Jessica Goodfellow
Sep 9, 2020

Taboola-Outbrain merger called off

Corporate clashes—accentuated by the pressures of Covid-19—led to the breakdown of the deal between the two ad firms.

Taboola-Outbrain merger called off

Taboola and Outbrain will no longer merge after the companies failed to come to an agreement nearly one year after announcing a deal to form a combined US$2 billion entity.

The two native advertising companies provide content recommendation engines on publisher sites, which generate revenue via user clickthroughs.

The two announced in October 2019 they had entered into an agreement to merge, subject to customary closing conditions. At the time, the terms of the deal stated that Outbrain shareholders would receive shares representing 30% of the combined company plus $250 million in cash. The deal was labelled a merger, but the combined entity would have been called Taboola, with Taboola’s founder Adam Singolda becoming CEO, according to the terms. Both companies' board of directors approved the transaction.

Joining forces would allow the two similar companies to create a "more robust competitor to Facebook and Google, giving advertisers a more meaningful choice", Singolda said of the deal. Together they would reach 2 billion people a month, the companies said. The original press release announcing the deal has been taken down from Taboola's website.

Taboola CEO Adam Singolda and Outbrain CEO Yaron Galai


In the 11 months that have followed, talks between the two entities have broken down. Neither company has provided an on-record statement as to the exact reason why the merger has been called off, but according to a source close to the deal, it came down to a disagreement over terms.

The consortium of banks who were providing the capital for the cash component stalled, so the deal expired in August and was not renewed. Taboola is then said to have tried to shift the deal into an all-stock transaction rather than shell out $250 million in cash, which was not seen as favourable to Outbrain or its shareholders. The companies couldn’t reach an agreement, and ultimately decided to terminate the deal.

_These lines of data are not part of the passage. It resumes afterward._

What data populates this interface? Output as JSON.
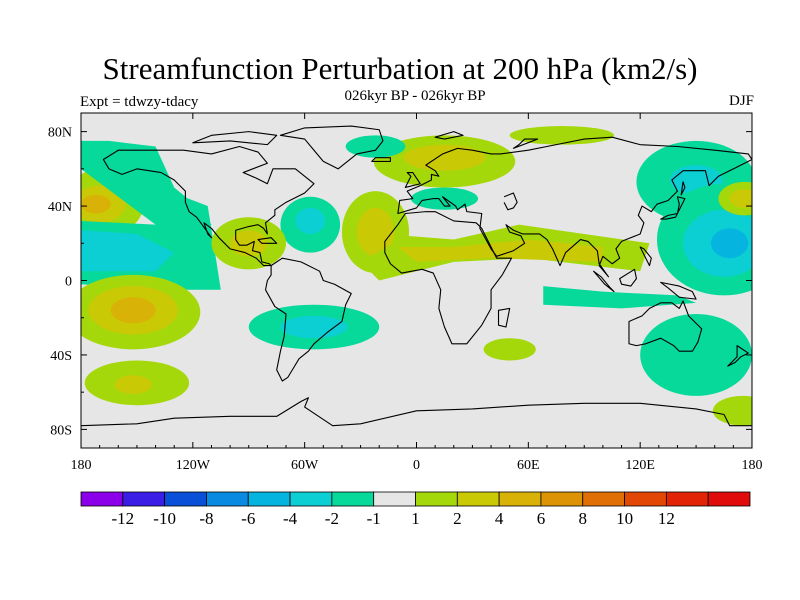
{
  "title": "Streamfunction Perturbation at 200 hPa (km2/s)",
  "subtitle": "026kyr BP - 026kyr BP",
  "left_label": "Expt = tdwzy-tdacy",
  "right_label": "DJF",
  "map": {
    "projection": "cylindrical-equidistant",
    "ocean_color": "#e6e6e6",
    "coastline_color": "#000000",
    "lat_ticks": [
      "80N",
      "40N",
      "0",
      "40S",
      "80S"
    ],
    "lon_ticks": [
      "180",
      "120W",
      "60W",
      "0",
      "60E",
      "120E",
      "180"
    ],
    "lon_range": [
      -180,
      180
    ],
    "lat_range": [
      -90,
      90
    ]
  },
  "colorbar": {
    "colors": [
      "#8b00e8",
      "#3a1ee6",
      "#0a4fd8",
      "#0a8ae0",
      "#05b5e0",
      "#0ccfd4",
      "#07d99a",
      "#e6e6e6",
      "#a5d80a",
      "#c9c905",
      "#d8b206",
      "#dc9406",
      "#e06f06",
      "#e34706",
      "#e22306",
      "#e00c0c"
    ],
    "labels": [
      "-12",
      "-10",
      "-8",
      "-6",
      "-4",
      "-2",
      "-1",
      "1",
      "2",
      "4",
      "6",
      "8",
      "10",
      "12"
    ]
  },
  "chart_data": {
    "type": "heatmap",
    "title": "Streamfunction Perturbation at 200 hPa (km2/s)",
    "subtitle": "026kyr BP - 026kyr BP",
    "season": "DJF",
    "experiment": "Expt = tdwzy-tdacy",
    "xlim": [
      -180,
      180
    ],
    "ylim": [
      -90,
      90
    ],
    "contour_levels": [
      -12,
      -10,
      -8,
      -6,
      -4,
      -2,
      -1,
      1,
      2,
      4,
      6,
      8,
      10,
      12
    ],
    "features": [
      {
        "lon": -170,
        "lat": 40,
        "sign": "positive",
        "peak": 6
      },
      {
        "lon": -150,
        "lat": -17,
        "sign": "positive",
        "peak": 6
      },
      {
        "lon": -170,
        "lat": 20,
        "sign": "negative",
        "peak": -4
      },
      {
        "lon": -130,
        "lat": 0,
        "sign": "negative",
        "peak": -2
      },
      {
        "lon": -60,
        "lat": 28,
        "sign": "negative",
        "peak": -4
      },
      {
        "lon": -55,
        "lat": -25,
        "sign": "negative",
        "peak": -4
      },
      {
        "lon": 40,
        "lat": 18,
        "sign": "positive",
        "peak": 4
      },
      {
        "lon": 10,
        "lat": 65,
        "sign": "positive",
        "peak": 2
      },
      {
        "lon": 145,
        "lat": 53,
        "sign": "negative",
        "peak": -4
      },
      {
        "lon": 160,
        "lat": 20,
        "sign": "negative",
        "peak": -4
      },
      {
        "lon": 175,
        "lat": 44,
        "sign": "positive",
        "peak": 4
      },
      {
        "lon": 80,
        "lat": -10,
        "sign": "negative",
        "peak": -2
      },
      {
        "lon": 140,
        "lat": -50,
        "sign": "negative",
        "peak": -2
      }
    ]
  }
}
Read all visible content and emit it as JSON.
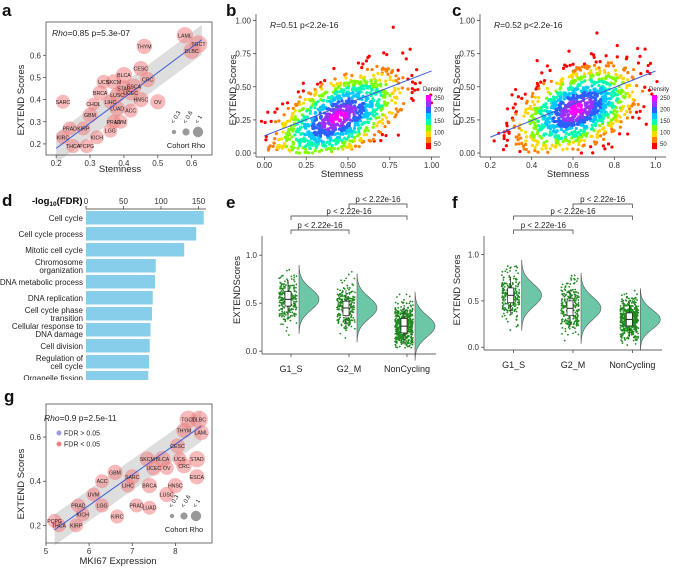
{
  "figure": {
    "panel_labels": [
      "a",
      "b",
      "c",
      "d",
      "e",
      "f",
      "g"
    ]
  },
  "chart_data": [
    {
      "id": "a",
      "type": "scatter",
      "xlabel": "Stemness",
      "ylabel": "EXTEND Scores",
      "stat_label": "Rho",
      "stat_text": "=0.85 p=5.3e-07",
      "xlim": [
        0.17,
        0.66
      ],
      "ylim": [
        0.15,
        0.75
      ],
      "xticks": [
        "0.2",
        "0.3",
        "0.4",
        "0.5",
        "0.6"
      ],
      "xtick_vals": [
        0.2,
        0.3,
        0.4,
        0.5,
        0.6
      ],
      "yticks": [
        "0.2",
        "0.3",
        "0.4",
        "0.5",
        "0.6"
      ],
      "ytick_vals": [
        0.2,
        0.3,
        0.4,
        0.5,
        0.6
      ],
      "legend": {
        "title": "Cohort Rho",
        "labels": [
          "< 0.3",
          "< 0.6",
          "< 1"
        ]
      },
      "points": [
        {
          "label": "TGCT",
          "x": 0.62,
          "y": 0.65,
          "r": 0.8
        },
        {
          "label": "LAML",
          "x": 0.58,
          "y": 0.69,
          "r": 0.7
        },
        {
          "label": "DLBC",
          "x": 0.6,
          "y": 0.62,
          "r": 0.7
        },
        {
          "label": "THYM",
          "x": 0.46,
          "y": 0.64,
          "r": 0.6
        },
        {
          "label": "CESC",
          "x": 0.45,
          "y": 0.54,
          "r": 0.6
        },
        {
          "label": "BLCA",
          "x": 0.4,
          "y": 0.51,
          "r": 0.7
        },
        {
          "label": "CRC",
          "x": 0.47,
          "y": 0.49,
          "r": 0.6
        },
        {
          "label": "ESCA",
          "x": 0.43,
          "y": 0.46,
          "r": 0.6
        },
        {
          "label": "UCS",
          "x": 0.34,
          "y": 0.48,
          "r": 0.5
        },
        {
          "label": "SKCM",
          "x": 0.37,
          "y": 0.48,
          "r": 0.6
        },
        {
          "label": "STAD",
          "x": 0.4,
          "y": 0.45,
          "r": 0.7
        },
        {
          "label": "UCEC",
          "x": 0.42,
          "y": 0.43,
          "r": 0.6
        },
        {
          "label": "BRCA",
          "x": 0.33,
          "y": 0.43,
          "r": 0.6
        },
        {
          "label": "LUSC",
          "x": 0.38,
          "y": 0.42,
          "r": 0.6
        },
        {
          "label": "HNSC",
          "x": 0.45,
          "y": 0.4,
          "r": 0.6
        },
        {
          "label": "LIHC",
          "x": 0.36,
          "y": 0.39,
          "r": 0.5
        },
        {
          "label": "OV",
          "x": 0.5,
          "y": 0.39,
          "r": 0.6
        },
        {
          "label": "SARC",
          "x": 0.22,
          "y": 0.39,
          "r": 0.5
        },
        {
          "label": "CHOL",
          "x": 0.31,
          "y": 0.38,
          "r": 0.4
        },
        {
          "label": "LUAD",
          "x": 0.38,
          "y": 0.36,
          "r": 0.6
        },
        {
          "label": "ACC",
          "x": 0.42,
          "y": 0.35,
          "r": 0.5
        },
        {
          "label": "GBM",
          "x": 0.3,
          "y": 0.33,
          "r": 0.6
        },
        {
          "label": "UVM",
          "x": 0.39,
          "y": 0.3,
          "r": 0.5
        },
        {
          "label": "PRAD",
          "x": 0.24,
          "y": 0.27,
          "r": 0.5
        },
        {
          "label": "PRAD",
          "x": 0.37,
          "y": 0.3,
          "r": 0.5
        },
        {
          "label": "KIRP",
          "x": 0.28,
          "y": 0.27,
          "r": 0.5
        },
        {
          "label": "LGG",
          "x": 0.36,
          "y": 0.26,
          "r": 0.5
        },
        {
          "label": "KICH",
          "x": 0.32,
          "y": 0.23,
          "r": 0.5
        },
        {
          "label": "KIRC",
          "x": 0.22,
          "y": 0.23,
          "r": 0.5
        },
        {
          "label": "THCA",
          "x": 0.25,
          "y": 0.19,
          "r": 0.5
        },
        {
          "label": "PCPG",
          "x": 0.29,
          "y": 0.19,
          "r": 0.5
        }
      ],
      "fit": {
        "x": [
          0.2,
          0.63
        ],
        "y": [
          0.18,
          0.67
        ]
      }
    },
    {
      "id": "b",
      "type": "scatter",
      "xlabel": "Stemness",
      "ylabel": "EXTEND Scores",
      "stat_label": "R",
      "stat_text": "=0.51 p<2.2e-16",
      "xlim": [
        -0.05,
        1.05
      ],
      "ylim": [
        -0.03,
        1.05
      ],
      "xticks": [
        "0.00",
        "0.25",
        "0.50",
        "0.75",
        "1.00"
      ],
      "xtick_vals": [
        0,
        0.25,
        0.5,
        0.75,
        1.0
      ],
      "yticks": [
        "0.00",
        "0.25",
        "0.50",
        "0.75",
        "1.00"
      ],
      "ytick_vals": [
        0,
        0.25,
        0.5,
        0.75,
        1.0
      ],
      "density_legend": {
        "title": "Density",
        "labels": [
          "250",
          "200",
          "150",
          "100",
          "50"
        ]
      },
      "fit": {
        "x": [
          0.0,
          1.0
        ],
        "y": [
          0.13,
          0.62
        ]
      },
      "density_center": {
        "x": 0.44,
        "y": 0.27
      }
    },
    {
      "id": "c",
      "type": "scatter",
      "xlabel": "Stemness",
      "ylabel": "EXTEND Scores",
      "stat_label": "R",
      "stat_text": "=0.52 p<2.2e-16",
      "xlim": [
        0.15,
        1.05
      ],
      "ylim": [
        -0.03,
        1.05
      ],
      "xticks": [
        "0.2",
        "0.4",
        "0.6",
        "0.8",
        "1.0"
      ],
      "xtick_vals": [
        0.2,
        0.4,
        0.6,
        0.8,
        1.0
      ],
      "yticks": [
        "0.00",
        "0.25",
        "0.50",
        "0.75",
        "1.00"
      ],
      "ytick_vals": [
        0,
        0.25,
        0.5,
        0.75,
        1.0
      ],
      "density_legend": {
        "title": "Density",
        "labels": [
          "250",
          "200",
          "150",
          "100",
          "50"
        ]
      },
      "fit": {
        "x": [
          0.2,
          1.0
        ],
        "y": [
          0.12,
          0.62
        ]
      },
      "density_center": {
        "x": 0.62,
        "y": 0.33
      }
    },
    {
      "id": "d",
      "type": "bar",
      "axis_title": "-log",
      "axis_sub": "10",
      "axis_suffix": "(FDR)",
      "xlim": [
        0,
        160
      ],
      "xticks": [
        "0",
        "50",
        "100",
        "150"
      ],
      "xtick_vals": [
        0,
        50,
        100,
        150
      ],
      "categories": [
        "Cell cycle",
        "Cell cycle process",
        "Mitotic cell cycle",
        "Chromosome organization",
        "DNA metabolic process",
        "DNA replication",
        "Cell cycle phase transition",
        "Cellular response to DNA damage",
        "Cell division",
        "Regulation of cell cycle",
        "Organelle fission"
      ],
      "category_lines": [
        [
          "Cell cycle"
        ],
        [
          "Cell cycle process"
        ],
        [
          "Mitotic cell cycle"
        ],
        [
          "Chromosome",
          "organization"
        ],
        [
          "DNA metabolic process"
        ],
        [
          "DNA replication"
        ],
        [
          "Cell cycle phase",
          "transition"
        ],
        [
          "Cellular response to",
          "DNA damage"
        ],
        [
          "Cell division"
        ],
        [
          "Regulation of",
          "cell cycle"
        ],
        [
          "Organelle fission"
        ]
      ],
      "values": [
        157,
        147,
        131,
        93,
        92,
        89,
        88,
        86,
        85,
        84,
        83
      ],
      "color": "#87CEEB"
    },
    {
      "id": "e",
      "type": "violin",
      "ylabel": "EXTENDScores",
      "categories": [
        "G1_S",
        "G2_M",
        "NonCycling"
      ],
      "medians": [
        0.54,
        0.45,
        0.26
      ],
      "q1": [
        0.47,
        0.37,
        0.19
      ],
      "q3": [
        0.62,
        0.52,
        0.34
      ],
      "ylim": [
        -0.03,
        1.2
      ],
      "yticks": [
        "0.0",
        "0.5",
        "1.0"
      ],
      "ytick_vals": [
        0,
        0.5,
        1.0
      ],
      "comparisons": [
        "p < 2.22e-16",
        "p < 2.22e-16",
        "p < 2.22e-16"
      ]
    },
    {
      "id": "f",
      "type": "violin",
      "ylabel": "EXTEND Scores",
      "categories": [
        "G1_S",
        "G2_M",
        "NonCycling"
      ],
      "medians": [
        0.56,
        0.42,
        0.3
      ],
      "q1": [
        0.48,
        0.34,
        0.23
      ],
      "q3": [
        0.64,
        0.5,
        0.37
      ],
      "ylim": [
        -0.03,
        1.2
      ],
      "yticks": [
        "0.0",
        "0.5",
        "1.0"
      ],
      "ytick_vals": [
        0,
        0.5,
        1.0
      ],
      "comparisons": [
        "p < 2.22e-16",
        "p < 2.22e-16",
        "p < 2.22e-16"
      ]
    },
    {
      "id": "g",
      "type": "scatter",
      "xlabel": "MKI67 Expression",
      "ylabel": "EXTEND Scores",
      "stat_label": "Rho",
      "stat_text": "=0.9  p=2.5e-11",
      "xlim": [
        5.0,
        8.85
      ],
      "ylim": [
        0.12,
        0.75
      ],
      "xticks": [
        "5",
        "6",
        "7",
        "8"
      ],
      "xtick_vals": [
        5,
        6,
        7,
        8
      ],
      "yticks": [
        "0.2",
        "0.4",
        "0.6"
      ],
      "ytick_vals": [
        0.2,
        0.4,
        0.6
      ],
      "fdr_legend": [
        "FDR > 0.05",
        "FDR < 0.05"
      ],
      "legend": {
        "title": "Cohort Rho",
        "labels": [
          "< 0.3",
          "< 0.6",
          "< 1"
        ]
      },
      "points": [
        {
          "label": "TGCT",
          "x": 8.3,
          "y": 0.68,
          "r": 0.8
        },
        {
          "label": "DLBC",
          "x": 8.55,
          "y": 0.68,
          "r": 0.8
        },
        {
          "label": "THYM",
          "x": 8.2,
          "y": 0.63,
          "r": 0.6
        },
        {
          "label": "LAML",
          "x": 8.6,
          "y": 0.62,
          "r": 0.6
        },
        {
          "label": "CESC",
          "x": 8.05,
          "y": 0.56,
          "r": 0.6
        },
        {
          "label": "SKCM",
          "x": 7.35,
          "y": 0.5,
          "r": 0.6
        },
        {
          "label": "BLCA",
          "x": 7.7,
          "y": 0.5,
          "r": 0.7
        },
        {
          "label": "UCS",
          "x": 8.1,
          "y": 0.5,
          "r": 0.5
        },
        {
          "label": "STAD",
          "x": 8.5,
          "y": 0.5,
          "r": 0.7
        },
        {
          "label": "CRC",
          "x": 8.2,
          "y": 0.47,
          "r": 0.6
        },
        {
          "label": "UCEC",
          "x": 7.5,
          "y": 0.46,
          "r": 0.6
        },
        {
          "label": "OV",
          "x": 7.8,
          "y": 0.46,
          "r": 0.5
        },
        {
          "label": "GBM",
          "x": 6.6,
          "y": 0.44,
          "r": 0.6
        },
        {
          "label": "SARC",
          "x": 7.0,
          "y": 0.42,
          "r": 0.6
        },
        {
          "label": "ACC",
          "x": 6.3,
          "y": 0.4,
          "r": 0.5
        },
        {
          "label": "LIHC",
          "x": 6.9,
          "y": 0.38,
          "r": 0.5
        },
        {
          "label": "BRCA",
          "x": 7.4,
          "y": 0.38,
          "r": 0.6
        },
        {
          "label": "ESCA",
          "x": 8.5,
          "y": 0.42,
          "r": 0.6
        },
        {
          "label": "HNSC",
          "x": 8.0,
          "y": 0.38,
          "r": 0.6
        },
        {
          "label": "LUSC",
          "x": 7.8,
          "y": 0.34,
          "r": 0.6
        },
        {
          "label": "UVM",
          "x": 6.1,
          "y": 0.34,
          "r": 0.5
        },
        {
          "label": "LGG",
          "x": 6.3,
          "y": 0.29,
          "r": 0.5
        },
        {
          "label": "PRAD",
          "x": 5.75,
          "y": 0.29,
          "r": 0.5
        },
        {
          "label": "PRAD",
          "x": 7.1,
          "y": 0.29,
          "r": 0.5
        },
        {
          "label": "LUAD",
          "x": 7.4,
          "y": 0.28,
          "r": 0.5
        },
        {
          "label": "KICH",
          "x": 5.85,
          "y": 0.25,
          "r": 0.5
        },
        {
          "label": "KIRC",
          "x": 6.65,
          "y": 0.24,
          "r": 0.5
        },
        {
          "label": "PCPG",
          "x": 5.2,
          "y": 0.22,
          "r": 0.5
        },
        {
          "label": "KIRP",
          "x": 5.7,
          "y": 0.2,
          "r": 0.5
        },
        {
          "label": "THCA",
          "x": 5.3,
          "y": 0.2,
          "r": 0.5
        }
      ],
      "fit": {
        "x": [
          5.2,
          8.6
        ],
        "y": [
          0.18,
          0.65
        ]
      }
    }
  ]
}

Covid-19 is likely to have played a part in the stalling of the deal. Advertising revenue has dropped this year as many brands pressed pause on spend to deal with the impact of Covid-19. Both Taboola and Outbrain were well-placed to weather the storm—they were profitable as of October 2019, with each claiming around $1 billion in annual revenues. But their prospects likely changed this year, making a cash deal more difficult to facilitate.

There's also the thorny issue of antitrust investigations which risked stalling or stopping the deal. Though the US Department of Justice decided not to challenge the deal after investigating it, the merger was being investigated in the UK and in Israel, where both companies were founded. This was a side issue to the terms disagreement, but may have dampened appetite to hash things out.

The ending of the merger talks was first rumoured in the Israeli press. Campaign Asia-Pacific has reached out to both companies. Outbrain would not provide comment, and Taboola did not respond by time of publication.